В. Лакшин. «Антиутопия» Евгения Замятина (Предисловие к первой
публикации в России) // Знамя. —1988. — № 4

      «Замятин не собирался придумывать несбыточное. „Мы“ — роман о будущем, но это не мечта, не утопия — это антиутопия. В нем проверяется состоятельность мечты... Главная его поправка — в романе — касается не техники, это поправка не инженера, а писателя, понимающего, что нельзя сесть в аэро и прилететь к счастью. Нельзя, потому что не улетишь от себя. Прогресс знания — это еще не прогресс человечества, а будущее будет таким, каким мы его сегодня готовим...
      Вопрос жанра утопии — каким должно быть будущее? Вопрос антиутопии — каким будет будущее, если настоящее, меняясь лишь внешне, материально, захочет им стать?»
И. Шайтанов. Мастер // Вопросы литературы. — 1988. — № 12

Задание 5

      Каковы были источники литературной манеры Замятина? Случайно ли, что одним из любимых современных писателей для него был Герберт Уэллс, собрание сочинений которого Замятин редактировал, о котором написал небольшую книжечку?
      В чем сходство и различие манеры этих двух писателей? Уэллс создавал утопию или антиутопию?
      В каком отношении, согласно оценке Замятина, уэллсовская фантастика находится к настоящему?

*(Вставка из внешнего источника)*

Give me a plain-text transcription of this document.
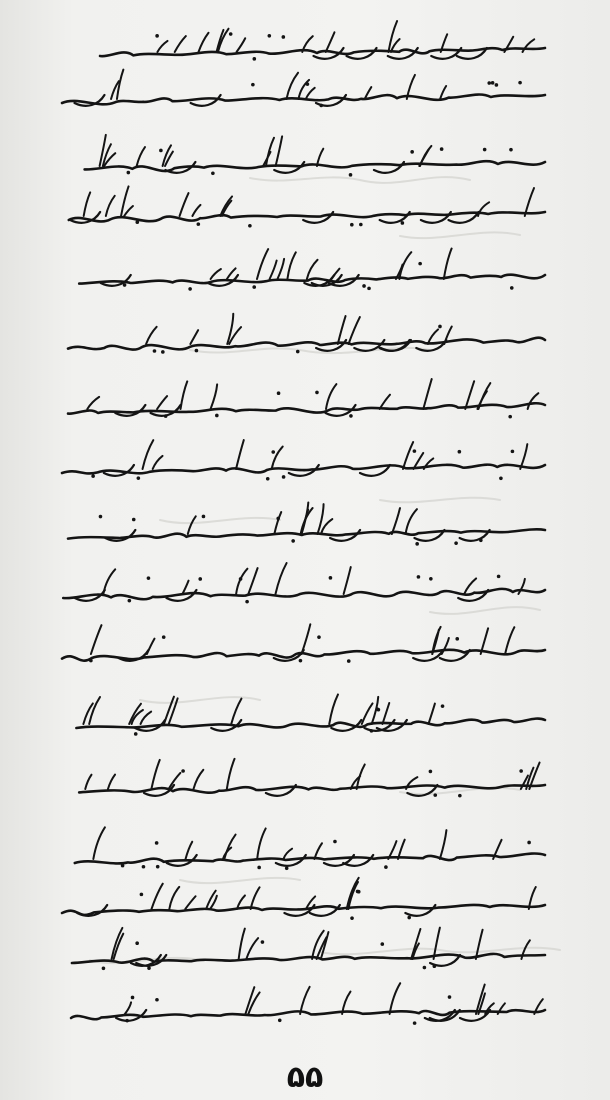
۵۵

      «Представьте себе страну, где единственная плодородная почва — асфальт, и на этой почве густые дебри только фабричных труб и стада зверей только одной породы — автомобили, и никакого другого весеннего благоухания — кроме бензина. Это каменная, асфальтовая, железная, бензинная, механическая страна называется сегодняшним XX столетием Лондоном, и, естественно, тут должны вырасти свои железные, автомобильные лешие, свои механические, химические сказки. Такие городские сказки есть: они рассказаны Гербертом Уэллсом. Это — его фантастические романы...
      Уэллсовская фантастика — это фантастика, может быть, только для сегодня, а завтра она уже станет бытом. Мы можем сказать это с тем большим основанием, что многие из фантазий Уэллса уже воплотились, потому что у Уэллса есть странный дар прозорливости, странный дар видеть будущее сквозь непрозрачную завесу нынешнего дня».
Е. Замятин. Герберт Уэллс, 1922

Задание 6

      Как роман «Мы» был подготовлен предшествующим опытом писателя? Приходилось ли Замятину прежде изображать психологию масс и где?
      Каким образом приемы психологической изобразительности (с точки зрения Ю. Н. Тынянова) подготовили образ мира в романе «Мы»? Каким образом обезличенный мир в романе сопротивляется, опровергает собственную стройность?
      Согласны ли вы с упреками, высказанными Замятину Тыняновым, считающим, что Замятин в отступление от собственной манеры ввел в роман мелодраматический сюжет? А быть может, вторжение любви, создающее конфликт в сознании героя, и должно нарушить первоначально заданное равновесие в художественном мире романа?
      Согласны ли вы с Горьким, не принимавшим как художественную манеру Замятина в 20-х годах, так и его позицию отстранения от советской действительности?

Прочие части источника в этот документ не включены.